Melalui Program Estungkara yang dijalankan oleh Yayasan Sulawesi Cipta Forum (SCF) dalam kerangka inklusi sosial, para pihak mendorong agar sekolah jauh tidak hanya hadir sebagai bangunan fisik, tetapi juga berfungsi sebagai ruang belajar yang aman dan ramah anak. Sekolah diharapkan mampu mendukung partisipasi orang tua, termasuk ibu, mencegah praktik diskriminasi, serta memastikan terpenuhinya kebutuhan dasar pembelajaran bagi seluruh murid tanpa terkecuali.

Peresmian Sekolah Kolong–SDN 238 Bontoparang menjadi langkah nyata untuk memastikan akses pendidikan yang setara bagi seluruh anak, termasuk anak perempuan, anak dari keluarga rentan, serta anak dengan kebutuhan spesifik. Lebih dari itu, peresmian ini menjadi wujud komitmen bersama dalam memperkuat layanan pendidikan dasar di wilayah pelosok, khususnya di Kabupaten Maros. Peresmian ini tidak hanya menandai berdirinya sebuah bangunan sekolah, tetapi juga menegaskan bahwa layanan pendidikan dapat terus bergerak maju ketika semangat gotong royong masyarakat bertemu dengan komitmen kebijakan dan kolaborasi lintas sektor.

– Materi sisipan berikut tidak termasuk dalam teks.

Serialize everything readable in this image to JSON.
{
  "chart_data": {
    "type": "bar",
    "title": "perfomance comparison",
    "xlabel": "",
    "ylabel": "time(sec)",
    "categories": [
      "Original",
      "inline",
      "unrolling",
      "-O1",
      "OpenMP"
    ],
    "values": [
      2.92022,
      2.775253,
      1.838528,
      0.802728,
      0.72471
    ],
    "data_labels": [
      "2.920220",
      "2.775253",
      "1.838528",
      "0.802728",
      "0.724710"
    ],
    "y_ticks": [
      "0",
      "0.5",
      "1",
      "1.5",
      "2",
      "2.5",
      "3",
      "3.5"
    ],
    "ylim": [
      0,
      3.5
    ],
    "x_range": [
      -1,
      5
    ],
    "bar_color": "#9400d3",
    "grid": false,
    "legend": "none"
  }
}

Dalam sambutannya, Kepala Dinas Pendidikan dan Kebudayaan Kabupaten Maros menekankan bahwa Sekolah Kolong harus menjadi ruang belajar yang aman bagi semua anak. “Peresmian bangunan sekolah yang menggantikan Sekolah Kolong SDN 238 Bontoparang ini adalah semangat penting pemerataan layanan dasar pendidikan di wilayah sekolah jauh. Bangunan ini bukan sekadar ruang kelas, tetapi wujud komitmen kita agar setiap anak di Dusun Bara mendapat hak belajar yang layak, aman, dan bermutu,” ujar Andi Wandi Bangsawan Putra Patabai.

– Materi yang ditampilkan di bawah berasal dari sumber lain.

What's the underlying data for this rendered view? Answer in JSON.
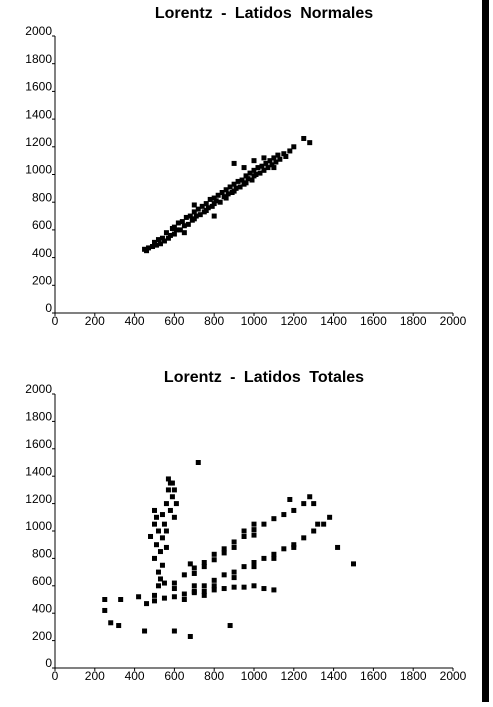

Peresmian ini menjadi penanda bahwa perubahan di wilayah terpencil dapat diwujudkan melalui kerja bersama berbagai pihak, mulai dari masyarakat Dusun Bara, Pemerintah Desa Bontosomba, para guru dan relawan, hingga Dinas Pendidikan dan Kebudayaan, serta dukungan pemangku kepentingan lainnya, termasuk organisasi masyarakat sipil (CSO). Sekolah Kolong sendiri berawal dari inisiatif warga yang menyediakan ruang belajar sederhana bagi anak-anak, kemudian berkembang menjadi kelas jauh/kelas cabang SDN 238 Bontoparang, hingga akhirnya memiliki gedung sekolah yang layak dan dukungan sarana pembelajaran yang lebih memadai.